Ces points mettent en lumière les difficultés qu’ont les usagers de confession musulmane, ou les publics intéressés par cette religion, à se procurer une offre documentaire accessible, fiable et soucieuse de présenter la diversité des interprétations. Ils soulignent aussi, dans certains cas, la nécessité d’un accompagnement des lecteurs et la nécessaire adaptation des outils de formation et de communication disponibles dans les bibliothèques. Il ne revient bien sûr pas aux bibliothèques de résoudre les difficultés linguistiques de l’arabe, de proposer une lecture « officielle » du Coran ni de s’assurer de la diffusion d’un message religieux. Mais il est dans leur domaine de compétence de faciliter tant l’utilisation des documents qu’elles proposent que la recherche documentaire.

Accompagnement du lecteur et adaptation des activités culturelles

L’accompagnement du lecteur est sans doute un élément déterminant. Si nous nous intéressons aux publics les plus fragiles, peu d’entre eux maîtrisent les outils de la recherche documentaire. L’objectif de la formation de ces lecteurs serait avant tout de leur faire part de la diversité des textes disponibles, et surtout de les sensibiliser aux dangers de certains messages délivrés sur internet.

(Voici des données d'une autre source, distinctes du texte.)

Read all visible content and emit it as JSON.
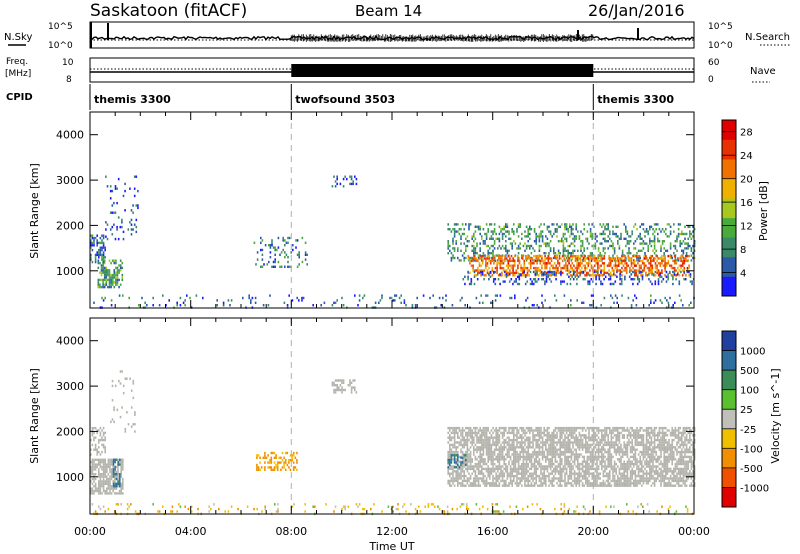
{
  "header": {
    "station": "Saskatoon (fitACF)",
    "beam": "Beam 14",
    "date": "26/Jan/2016"
  },
  "left_labels": {
    "nsky": "N.Sky",
    "freq_top": "Freq.",
    "freq_unit": "[MHz]",
    "cpid": "CPID"
  },
  "right_labels": {
    "nsearch": "N.Search",
    "nave": "Nave"
  },
  "strip_ticks": {
    "noise_left": [
      "10^5",
      "10^0"
    ],
    "noise_right": [
      "10^5",
      "10^0"
    ],
    "freq_left": [
      "10",
      "8"
    ],
    "nave_right": [
      "60",
      "0"
    ]
  },
  "cpid_segments": [
    {
      "label": "themis 3300",
      "start_h": 0,
      "end_h": 8
    },
    {
      "label": "twofsound 3503",
      "start_h": 8,
      "end_h": 20
    },
    {
      "label": "themis 3300",
      "start_h": 20,
      "end_h": 24
    }
  ],
  "colors": {
    "power_scale": [
      "#1a1aff",
      "#2a5aa8",
      "#3a8a6a",
      "#4aaa3a",
      "#a8c820",
      "#f0b000",
      "#f07000",
      "#e83000",
      "#e00000"
    ],
    "velocity_scale": [
      "#2040a0",
      "#2f6f9f",
      "#3c8c5a",
      "#5ac030",
      "#c0c0b8",
      "#f0c000",
      "#f09000",
      "#f05000",
      "#e00000"
    ],
    "ground_scatter": "#b4b4ac",
    "dashed_marker": "#b0b0b0"
  },
  "chart_data": [
    {
      "type": "heatmap",
      "name": "power",
      "xlabel": "Time UT",
      "ylabel": "Slant Range [km]",
      "x_ticks": [
        "00:00",
        "04:00",
        "08:00",
        "12:00",
        "16:00",
        "20:00",
        "00:00"
      ],
      "xlim_hours": [
        0,
        24
      ],
      "ylim": [
        180,
        4500
      ],
      "y_ticks": [
        1000,
        2000,
        3000,
        4000
      ],
      "colorbar_label": "Power [dB]",
      "colorbar_ticks": [
        "4",
        "8",
        "12",
        "16",
        "20",
        "24",
        "28"
      ],
      "colorbar_range": [
        0,
        30
      ],
      "regions": [
        {
          "t0": 0.3,
          "t1": 1.3,
          "r0": 650,
          "r1": 1250,
          "level": 10,
          "density": 0.65
        },
        {
          "t0": 0.0,
          "t1": 0.6,
          "r0": 1200,
          "r1": 1800,
          "level": 6,
          "density": 0.5
        },
        {
          "t0": 0.6,
          "t1": 1.9,
          "r0": 1700,
          "r1": 3100,
          "level": 4,
          "density": 0.12
        },
        {
          "t0": 6.5,
          "t1": 8.6,
          "r0": 1100,
          "r1": 1750,
          "level": 7,
          "density": 0.18
        },
        {
          "t0": 9.6,
          "t1": 10.6,
          "r0": 2850,
          "r1": 3100,
          "level": 4,
          "density": 0.35
        },
        {
          "t0": 14.2,
          "t1": 24.0,
          "r0": 1250,
          "r1": 2050,
          "level": 9,
          "density": 0.32
        },
        {
          "t0": 15.0,
          "t1": 23.8,
          "r0": 900,
          "r1": 1350,
          "level": 22,
          "density": 0.55
        },
        {
          "t0": 14.8,
          "t1": 24.0,
          "r0": 700,
          "r1": 1000,
          "level": 5,
          "density": 0.25
        },
        {
          "t0": 0.0,
          "t1": 24.0,
          "r0": 180,
          "r1": 480,
          "level": 6,
          "density": 0.09
        }
      ]
    },
    {
      "type": "heatmap",
      "name": "velocity",
      "xlabel": "Time UT",
      "ylabel": "Slant Range [km]",
      "x_ticks": [
        "00:00",
        "04:00",
        "08:00",
        "12:00",
        "16:00",
        "20:00",
        "00:00"
      ],
      "xlim_hours": [
        0,
        24
      ],
      "ylim": [
        180,
        4500
      ],
      "y_ticks": [
        1000,
        2000,
        3000,
        4000
      ],
      "colorbar_label": "Velocity [m s^-1]",
      "colorbar_ticks": [
        "1000",
        "500",
        "100",
        "25",
        "-25",
        "-100",
        "-500",
        "-1000"
      ],
      "regions": [
        {
          "t0": 0.0,
          "t1": 1.3,
          "r0": 650,
          "r1": 1400,
          "kind": "ground",
          "density": 0.7
        },
        {
          "t0": 0.9,
          "t1": 1.2,
          "r0": 800,
          "r1": 1400,
          "velocity": 150,
          "density": 0.7
        },
        {
          "t0": 0.0,
          "t1": 0.6,
          "r0": 1500,
          "r1": 2100,
          "kind": "ground",
          "density": 0.45
        },
        {
          "t0": 0.8,
          "t1": 1.8,
          "r0": 2000,
          "r1": 3400,
          "kind": "ground",
          "density": 0.08
        },
        {
          "t0": 6.6,
          "t1": 8.2,
          "r0": 1150,
          "r1": 1550,
          "velocity": -150,
          "density": 0.35
        },
        {
          "t0": 9.6,
          "t1": 10.6,
          "r0": 2850,
          "r1": 3150,
          "kind": "ground",
          "density": 0.4
        },
        {
          "t0": 14.2,
          "t1": 24.0,
          "r0": 800,
          "r1": 2100,
          "kind": "ground",
          "density": 0.72
        },
        {
          "t0": 14.2,
          "t1": 14.9,
          "r0": 1200,
          "r1": 1500,
          "velocity": 150,
          "density": 0.35
        },
        {
          "t0": 0.0,
          "t1": 24.0,
          "r0": 180,
          "r1": 420,
          "velocity": -60,
          "density": 0.12
        }
      ]
    }
  ]
}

Des lectures, des débats ou des cycles de conférence peuvent être ponctuellement organisés afin de présenter plusieurs types d’interprétations et de garantir ainsi le pluralisme et la diversité des points de vue. Ces activités peuvent aussi être conçues comme des temps de dialogue entre les différentes religions, la bibliothèque constituant un espace neutre et laïque d’échanges. Dans cette même optique, des ateliers type « heure du conte » aideraient les plus jeunes à se familiariser avec la diversité religieuse. Des concerts  4 pourraient amener les gens à découvrir d’autres formes d’expression religieuse, très répandues dans le monde arabo-musulman, mais relativement mal connues en France.

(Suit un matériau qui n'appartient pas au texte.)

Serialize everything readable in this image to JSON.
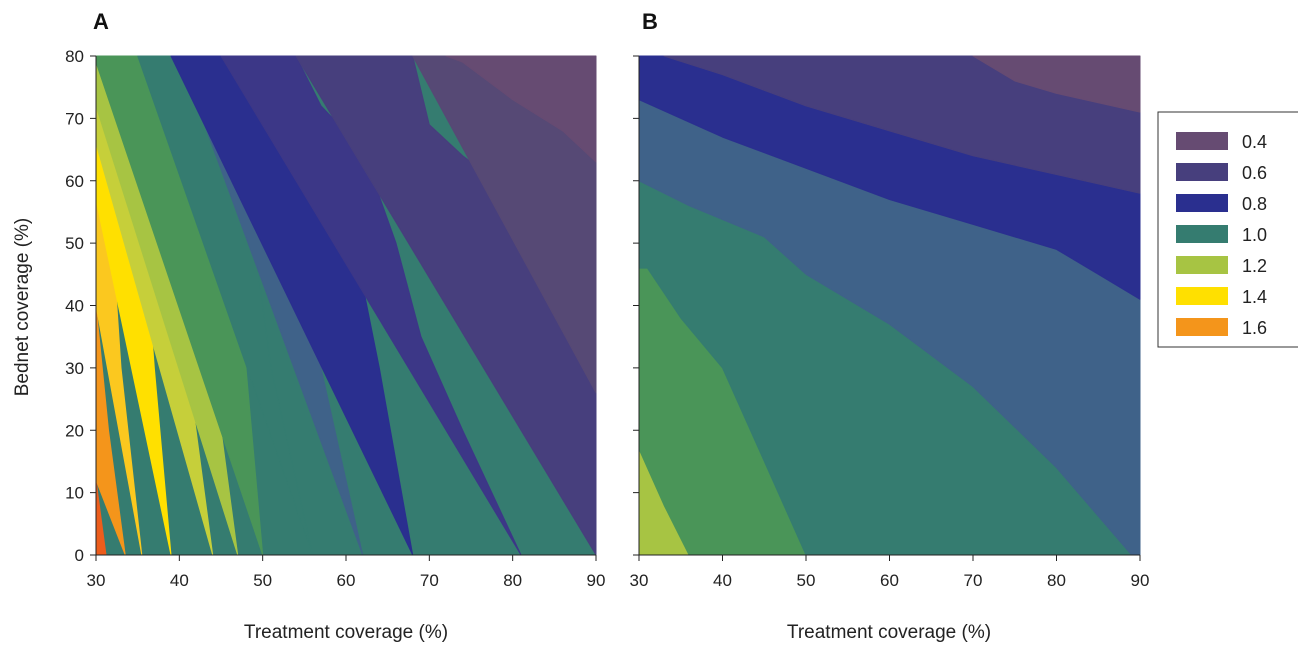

La place des religions, et peut-être plus particulièrement celle de l’islam, dans l’espace public est une question complexe largement débattue. Elle est souvent au cœur de discussions houleuses où tous les arguments n’appartiennent pas au champ de la raison. Entamer une réflexion sur la place de l’islam dans nos établissements pourrait sans doute enrichir un débat plus large et contribuer à offrir un espace de discussion dépassionné et soucieux des identités de chacun. In’ Sha’ Allah.

Novembre 2009

  1.  (retour)↑   Certaines traductions bénéficient d’une reconnaissance scientifique, c’est notamment le cas des traductions de Jacques Berque et de Louis Massignon.
  2.  (retour)↑   Contrairement au catholicisme ou au judaïsme, aucune autorité spirituelle ne détient le monopole de l’interprétation des textes. Chacun peut donc proposer sa propre lecture des textes sans aucune validation par une autorité religieuse.
  3.  (retour)↑   Notamment dans le cas des traductions disponibles sur internet.
  4.  (retour)↑   Les derviches tourneurs proposent des spectacles de danse de grande qualité et pourraient intéresser tout type de public et présenter un visage de l’islam peu connu en France.